El lunes me hicieron una reconstrucción del cruzado anterior de la rodilla izquierda y una resección de menisco. Vamos por partes.

Día 0:

A las ocho y media el ingreso en la Clínica Cemtro de Madrid. Ningún problema con nada, me asignan la habitación 213 (buen número) y me dicen que me quite la ropa, me ponga el camisón y me quede en la cama esperando a que me lleven a quirófano. Llevo sin comer ni beber nada desde la noche anterior y casi que mejor, porque con el estómago en un puño y unas náuseas tremendas me habría puesto todavía peor.

Me meto en la cama e intento relajarme. Como no quiero que nadie me hable, cierro los ojos. Termino por quedarme dormida. Tanto estrés y tantas noches sin dormir agotan y me paso la mañana durmiendo. Suena el teléfono de la habitación. La operación se va a retrasar porque no tienen todavía mis tornillos.

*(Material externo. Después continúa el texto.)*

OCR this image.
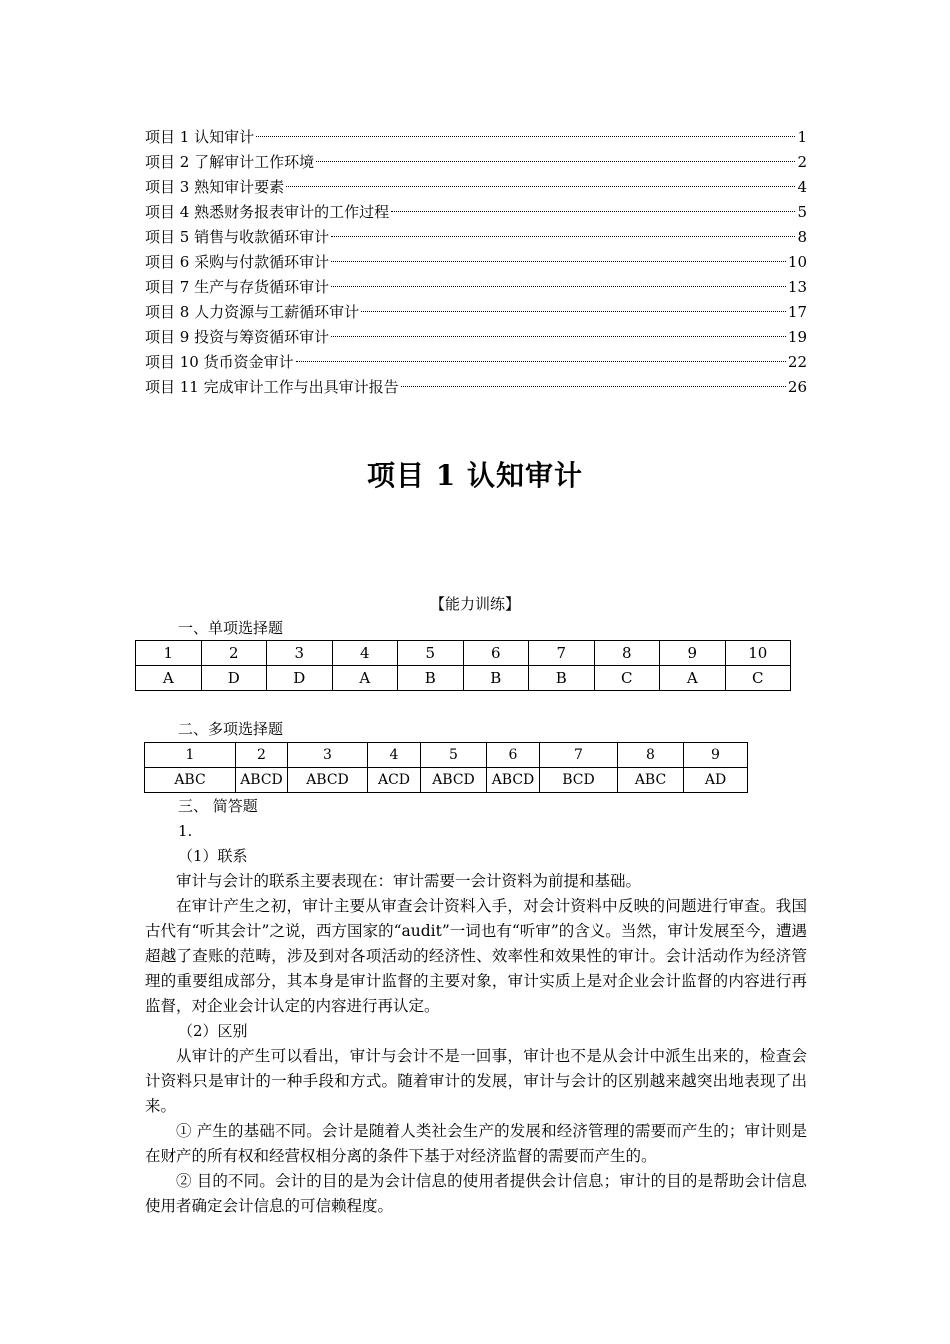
项目 1 认知审计	1
项目 2 了解审计工作环境	2
项目 3 熟知审计要素	4
项目 4 熟悉财务报表审计的工作过程	5
项目 5 销售与收款循环审计	8
项目 6 采购与付款循环审计	10
项目 7 生产与存货循环审计	13
项目 8 人力资源与工薪循环审计	17
项目 9 投资与筹资循环审计	19
项目 10 货币资金审计	22
项目 11 完成审计工作与出具审计报告	26
项目 1 认知审计
【能力训练】
一、单项选择题
1	2	3	4	5	6	7	8	9	10
A	D	D	A	B	B	B	C	A	C
二、多项选择题
1	2	3	4	5	6	7	8	9
ABC	ABCD	ABCD	ACD	ABCD	ABCD	BCD	ABC	AD
三、 简答题
1.
（1）联系
审计与会计的联系主要表现在：审计需要一会计资料为前提和基础。
在审计产生之初，审计主要从审查会计资料入手，对会计资料中反映的问题进行审查。我国古代有“听其会计”之说，西方国家的“audit”一词也有“听审”的含义。当然，审计发展至今，遭遇超越了查账的范畴，涉及到对各项活动的经济性、效率性和效果性的审计。会计活动作为经济管理的重要组成部分，其本身是审计监督的主要对象，审计实质上是对企业会计监督的内容进行再监督，对企业会计认定的内容进行再认定。
（2）区别
从审计的产生可以看出，审计与会计不是一回事，审计也不是从会计中派生出来的，检查会计资料只是审计的一种手段和方式。随着审计的发展，审计与会计的区别越来越突出地表现了出来。
① 产生的基础不同。会计是随着人类社会生产的发展和经济管理的需要而产生的；审计则是在财产的所有权和经营权相分离的条件下基于对经济监督的需要而产生的。
② 目的不同。会计的目的是为会计信息的使用者提供会计信息；审计的目的是帮助会计信息使用者确定会计信息的可信赖程度。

A eso de las tres, me vienen a buscar y me llevan a quirófano. Mientras veo cómo desfilan las luces del techo voy pensando en todo lo que me espera e intentando respirar hondo para dejar de temblar. Me pasan a la mesa de operaciones y me llevan a quirófano. Hace frío.

El anestesista me pregunta que si hay algo que deba saber. Le confieso que mi mayor (y única) fobia son las agujas y que no me quiero enterar de la epidural. Que me drogue con lo que quiera. Hacemos un par de bromas, me ponen un goteo y me quedo grogui. Siento cómo me giran y me pinchan en la espalda, pero estoy tan a gusto que me da igual. Algún día me tienen que contar qué es eso que ponen en el suero...

Me tapan, me ponen una manta calentita y una pantalla de tela azul para no poder ver nada. Aparece el cirujano, me sonríe, me dice que vamos a empezar.

Me paso hora y pico entretenida. Primero con mi monitor de constantes vitales. Tensión en 8/4, pulsaciones a 60, saturación al 100% y me entretengo en respirar despacio para ver cómo bajan un poquito y en respirar más rápido para ver cómo suben. Después, con el monitor de la artroscopia, que parece un documental de vida submarina. El menisco es como un campo de algas blancuzcas flotando en un mar de suero y cuando llega la parte del taladro y el martillo no deja de tener su aquél mirar. Llamadme morbosa, pero es divertido sobre todo cuando no hay mucho más que hacer. Por último, estoy escuchando a los auxiliares hablar de una cena que están organizando. Parece que van a quedar todos para irse por ahí de juerga. De vez en cuando aparece alguien que me pregunta que si estoy bien y siempre digo que sí.

Se acaba todo. Sólo puedo preguntar que si ha ido bien y que si me la han grabado en DVD. El cirujano me dice que sí a las dos cosas y que han tenido que abrir más de lo normal, así que voy a tener una cicatriz grande en vez de dos agujeritos. Le contesto que me da igual mientras quede bien por dentro. Al fin y al cabo sólo es una cicatriz. Me mandan a reanimación.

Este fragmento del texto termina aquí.